Seagate, Hitachi up density in hard drive material

Michael Kanellos Staff Writer, CNET News.com
Michael Kanellos is editor at large at CNET News.com, where he covers hardware, research and development, start-ups and the tech industry overseas.
Michael Kanellos

Seagate Technologies and Hitachi celebrated the 50th anniversary of the hard drive by announcing two records in areal density, or the amount of data you can squeeze into a fixed area on a platter.

Hitachi went first, claiming that in its lab, it has managed to squeeze 345 gigabits of data in a square inch. With this material, Hitachi says it can make desktop drives that hold 2 terabytes in 2009. Hitachi says it will make 1TB desktop drives in the first half of 2007. (A terabyte, or TB, is 1,000 gigabytes. Eight gigabits make up one gigabyte.)

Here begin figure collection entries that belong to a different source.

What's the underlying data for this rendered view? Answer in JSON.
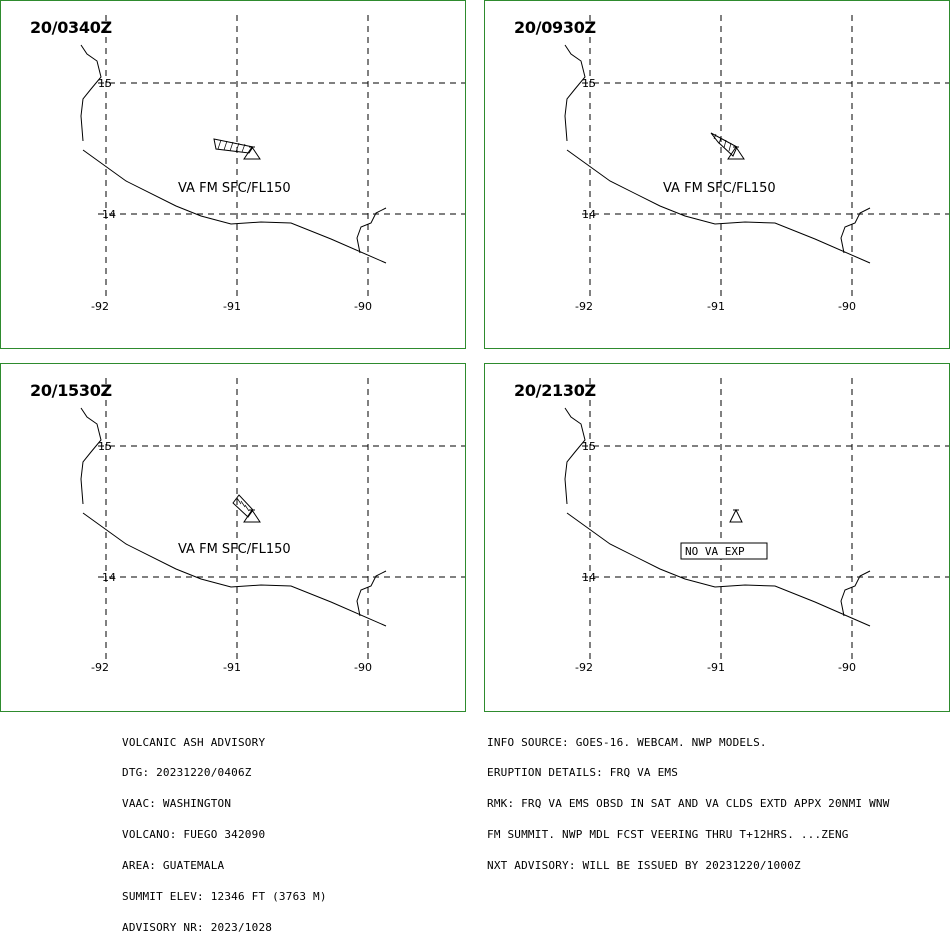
{
  "panels": [
    {
      "time": "20/0340Z",
      "label": "VA FM SFC/FL150",
      "arrow": "wnw"
    },
    {
      "time": "20/0930Z",
      "label": "VA FM SFC/FL150",
      "arrow": "nw"
    },
    {
      "time": "20/1530Z",
      "label": "VA FM SFC/FL150",
      "arrow": "nw"
    },
    {
      "time": "20/2130Z",
      "label": "NO VA EXP",
      "arrow": "none"
    }
  ],
  "axes": {
    "lon_labels": [
      "-92",
      "-91",
      "-90"
    ],
    "lat_labels": [
      "15",
      "14"
    ]
  },
  "advisory_left": [
    "VOLCANIC ASH ADVISORY",
    "DTG: 20231220/0406Z",
    "VAAC: WASHINGTON",
    "VOLCANO: FUEGO 342090",
    "AREA: GUATEMALA",
    "SUMMIT ELEV: 12346 FT (3763 M)",
    "ADVISORY NR: 2023/1028"
  ],
  "advisory_right": [
    "INFO SOURCE: GOES-16. WEBCAM. NWP MODELS.",
    "ERUPTION DETAILS: FRQ VA EMS",
    "RMK: FRQ VA EMS OBSD IN SAT AND VA CLDS EXTD APPX 20NMI WNW",
    "FM SUMMIT. NWP MDL FCST VEERING THRU T+12HRS. ...ZENG",
    "NXT ADVISORY: WILL BE ISSUED BY 20231220/1000Z"
  ],
  "colors": {
    "panel_border": "#2e8b2e",
    "ink": "#000000"
  }
}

Two days later, Seagate struck, claiming it has squeezed on 421 gigabits per square inch. That would lead to 2.5TB desktop drives in 2009 that could hold 4,000 hours of digital video. Do people need that much storage? You say no now, but history says that it will get consumed.

Sources close to Seagate says that company will come out with 1TB desktop drives in late 2006 or early 2007. But these new products always come out in fairly low numbers.